Image Source: Flickr, Creative Commons, Sam Howzit

Image Source: Flickr, Creative Commons, Sam Howzit

Seattle, Washington (TFC) –  A terrorist attack on a Planned Parenthood clinic in Colorado Springs on Friday afternoon has successfully diverted political attention back to the ever-contentious issues of gun control and abortion rights in America. The deadly rampage began near a crowded shopping center in the Planned Parenthood parking lot before the shooter holed up in the clinic. The attack caused the deaths of two American civilians and a police officer. Several others were injured. The New York Times reports that the gunman was “focused on the medical clinic, but indiscriminate with his targets.” The suspected terrorist is in custody and has been identified by the mainstream media as Robert Lewis Dear, a recluse from North Carolina who earlier this year registered to vote in Colorado. Little more is reported to be known about Dear at this point, and the motives of this terrorist attack are still open to speculation.

This is not how the news reports read Saturday morning.
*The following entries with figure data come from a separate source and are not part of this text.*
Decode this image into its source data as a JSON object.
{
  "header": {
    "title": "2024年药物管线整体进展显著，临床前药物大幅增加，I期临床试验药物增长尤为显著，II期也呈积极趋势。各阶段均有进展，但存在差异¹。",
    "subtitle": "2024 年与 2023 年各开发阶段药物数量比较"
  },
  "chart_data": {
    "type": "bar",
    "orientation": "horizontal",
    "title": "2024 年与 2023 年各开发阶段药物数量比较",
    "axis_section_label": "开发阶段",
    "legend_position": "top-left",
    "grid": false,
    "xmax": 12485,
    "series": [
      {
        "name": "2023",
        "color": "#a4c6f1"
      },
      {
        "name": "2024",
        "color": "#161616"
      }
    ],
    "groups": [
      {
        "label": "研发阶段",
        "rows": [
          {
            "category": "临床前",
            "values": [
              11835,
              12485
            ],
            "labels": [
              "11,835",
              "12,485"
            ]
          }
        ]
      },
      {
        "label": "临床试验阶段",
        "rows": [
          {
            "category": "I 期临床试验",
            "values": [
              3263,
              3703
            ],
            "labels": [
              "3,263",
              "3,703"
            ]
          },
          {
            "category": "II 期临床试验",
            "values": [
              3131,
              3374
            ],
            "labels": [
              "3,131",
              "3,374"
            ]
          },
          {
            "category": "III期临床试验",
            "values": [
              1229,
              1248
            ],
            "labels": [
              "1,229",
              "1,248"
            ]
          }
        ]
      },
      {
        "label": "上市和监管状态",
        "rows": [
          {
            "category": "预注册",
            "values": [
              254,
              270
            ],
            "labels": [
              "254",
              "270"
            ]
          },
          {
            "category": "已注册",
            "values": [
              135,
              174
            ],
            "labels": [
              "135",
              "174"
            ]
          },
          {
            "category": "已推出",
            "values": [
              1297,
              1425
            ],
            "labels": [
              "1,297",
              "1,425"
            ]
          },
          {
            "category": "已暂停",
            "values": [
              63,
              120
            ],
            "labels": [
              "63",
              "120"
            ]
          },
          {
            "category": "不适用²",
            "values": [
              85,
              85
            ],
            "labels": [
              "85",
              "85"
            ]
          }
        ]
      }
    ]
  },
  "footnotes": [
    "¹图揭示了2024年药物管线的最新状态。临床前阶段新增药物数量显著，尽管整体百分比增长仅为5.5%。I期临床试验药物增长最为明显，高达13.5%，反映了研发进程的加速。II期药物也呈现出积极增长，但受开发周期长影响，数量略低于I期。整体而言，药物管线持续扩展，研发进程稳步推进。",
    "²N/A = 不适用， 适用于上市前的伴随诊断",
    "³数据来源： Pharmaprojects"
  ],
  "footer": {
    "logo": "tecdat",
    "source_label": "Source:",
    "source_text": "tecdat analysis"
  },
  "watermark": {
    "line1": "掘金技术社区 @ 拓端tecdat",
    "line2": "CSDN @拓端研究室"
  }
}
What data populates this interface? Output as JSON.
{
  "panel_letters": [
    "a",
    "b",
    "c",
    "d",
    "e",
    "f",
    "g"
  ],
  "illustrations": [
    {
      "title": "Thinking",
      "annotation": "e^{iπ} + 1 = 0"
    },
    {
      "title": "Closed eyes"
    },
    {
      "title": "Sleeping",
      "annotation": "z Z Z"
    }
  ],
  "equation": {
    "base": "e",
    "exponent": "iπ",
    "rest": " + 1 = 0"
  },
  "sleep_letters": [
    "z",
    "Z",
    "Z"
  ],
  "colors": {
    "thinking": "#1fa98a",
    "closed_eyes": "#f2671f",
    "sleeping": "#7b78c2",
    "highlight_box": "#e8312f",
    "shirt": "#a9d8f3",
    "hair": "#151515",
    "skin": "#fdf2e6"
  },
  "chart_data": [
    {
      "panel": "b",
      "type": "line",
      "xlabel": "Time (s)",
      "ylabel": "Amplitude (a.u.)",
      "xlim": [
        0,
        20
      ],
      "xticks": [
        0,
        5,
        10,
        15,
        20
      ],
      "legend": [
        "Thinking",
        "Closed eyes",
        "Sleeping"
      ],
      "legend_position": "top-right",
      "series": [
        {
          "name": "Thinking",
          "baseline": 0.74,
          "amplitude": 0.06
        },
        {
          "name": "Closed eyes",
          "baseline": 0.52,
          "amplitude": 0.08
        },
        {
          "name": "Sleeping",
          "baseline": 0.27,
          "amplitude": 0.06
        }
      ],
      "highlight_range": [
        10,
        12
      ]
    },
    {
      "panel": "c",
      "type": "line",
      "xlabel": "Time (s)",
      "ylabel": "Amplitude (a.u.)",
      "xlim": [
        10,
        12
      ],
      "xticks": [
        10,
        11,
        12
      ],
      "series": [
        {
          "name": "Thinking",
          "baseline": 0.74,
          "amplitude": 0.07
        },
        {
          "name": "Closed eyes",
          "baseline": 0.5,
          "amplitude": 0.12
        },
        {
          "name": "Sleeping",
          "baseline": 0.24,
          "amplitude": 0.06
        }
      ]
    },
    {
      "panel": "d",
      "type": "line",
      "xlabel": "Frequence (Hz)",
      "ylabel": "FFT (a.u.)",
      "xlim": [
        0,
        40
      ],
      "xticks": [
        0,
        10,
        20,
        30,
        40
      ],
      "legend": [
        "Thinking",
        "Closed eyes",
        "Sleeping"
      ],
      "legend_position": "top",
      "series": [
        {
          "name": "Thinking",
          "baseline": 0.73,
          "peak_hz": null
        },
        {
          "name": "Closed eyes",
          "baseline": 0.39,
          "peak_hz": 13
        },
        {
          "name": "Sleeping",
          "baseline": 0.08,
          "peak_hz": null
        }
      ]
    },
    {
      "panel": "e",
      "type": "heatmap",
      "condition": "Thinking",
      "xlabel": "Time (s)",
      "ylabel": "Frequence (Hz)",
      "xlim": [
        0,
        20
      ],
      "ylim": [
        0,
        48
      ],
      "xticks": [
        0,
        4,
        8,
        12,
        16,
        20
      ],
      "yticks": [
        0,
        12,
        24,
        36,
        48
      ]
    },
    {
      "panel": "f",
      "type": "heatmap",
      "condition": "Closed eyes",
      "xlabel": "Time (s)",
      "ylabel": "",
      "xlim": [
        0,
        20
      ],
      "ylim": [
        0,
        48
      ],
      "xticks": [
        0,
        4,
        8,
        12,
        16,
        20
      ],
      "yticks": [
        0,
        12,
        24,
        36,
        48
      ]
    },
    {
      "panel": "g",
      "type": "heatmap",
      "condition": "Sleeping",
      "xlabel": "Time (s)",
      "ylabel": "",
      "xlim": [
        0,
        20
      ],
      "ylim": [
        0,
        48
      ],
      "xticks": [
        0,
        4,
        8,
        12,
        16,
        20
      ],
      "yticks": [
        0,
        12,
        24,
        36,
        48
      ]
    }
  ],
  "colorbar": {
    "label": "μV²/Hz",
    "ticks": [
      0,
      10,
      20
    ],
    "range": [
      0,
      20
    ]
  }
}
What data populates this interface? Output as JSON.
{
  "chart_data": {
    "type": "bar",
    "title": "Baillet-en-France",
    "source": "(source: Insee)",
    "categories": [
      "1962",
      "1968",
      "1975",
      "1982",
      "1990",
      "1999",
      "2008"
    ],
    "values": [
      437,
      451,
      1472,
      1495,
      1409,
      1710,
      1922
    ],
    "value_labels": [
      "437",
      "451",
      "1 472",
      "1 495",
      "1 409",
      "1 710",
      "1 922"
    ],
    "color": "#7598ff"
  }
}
Dear is referred to as a shooter, a suspect, or by name. Terrorism is defined by the FBI as acts that are “dangerous to human life”, “violate federal or state law”, and “appear intended to intimidate or coerce a civilian population; influence the policy of a government by intimidation or coercion; or to affect the conduct of a government by mass destruction, assassination, or kidnapping.” The only difference between the definitions of domestic and international terrorism is the jurisdiction in which they take place. The response to terrorism domestically could not be any more different from the policy abroad, and no doubt for good reason. If the public reacted to domestic terrorism like they react to international terrorism, many people would be gung ho to bomb North Carolina right now.

Far more Americans die as a result of domestic terrorism. In fact, mass shootings are happening virtually every day in America. According to Mass Shooting Tracker, there have been 338 mass shootings so far in 2015; this number has not yet been updated to include the Colorado Springs shooting. Saturday, November 28 was the 332nd day of 2015. Including this most recent terrorist attack, there have been more mass shootings than there have been days of the year. The agenda is fear, hate, and terror. Terrorism happens every day, right here in our own country. Regardless of your stance on abortion or gun rights, I hope we all can agree that this is a serious problem.

It is time to face the facts about terror and terrorism. There is just as much violence in American culture as there is in the Middle East. There is not something innately evil about Muslims; the Christian Bible is just as full of murder and atrocities as the Qur’an. If we can collectively point to a culture and say that something is fundamentally wrong with their ideology, we must be open and honest enough to admit our own culture is violent and sociopathic as well. In the aftermath of yet another alarming terrorist attack on American soil, can we be brave enough to ask if somehow extreme religious fundamentalism or fierce conservative nationalism is at the root of this pervasive violence?

America has waged an aggressive and expensive war against terrorism all these years, yet people are more terrorized than ever before. Terrorism is a ubiquitous term these days, but the media mostly applies it to what goes on over there. Let us be honest and call mass shootings in America for what they are: terrorist attacks. Let us be just as ruthless about condemning our own culture as we are about condemning others. Perhaps leveling the playing field will finally shed some light on the real reasons behind the never-ending war: a global financial racket and the military industrial complex.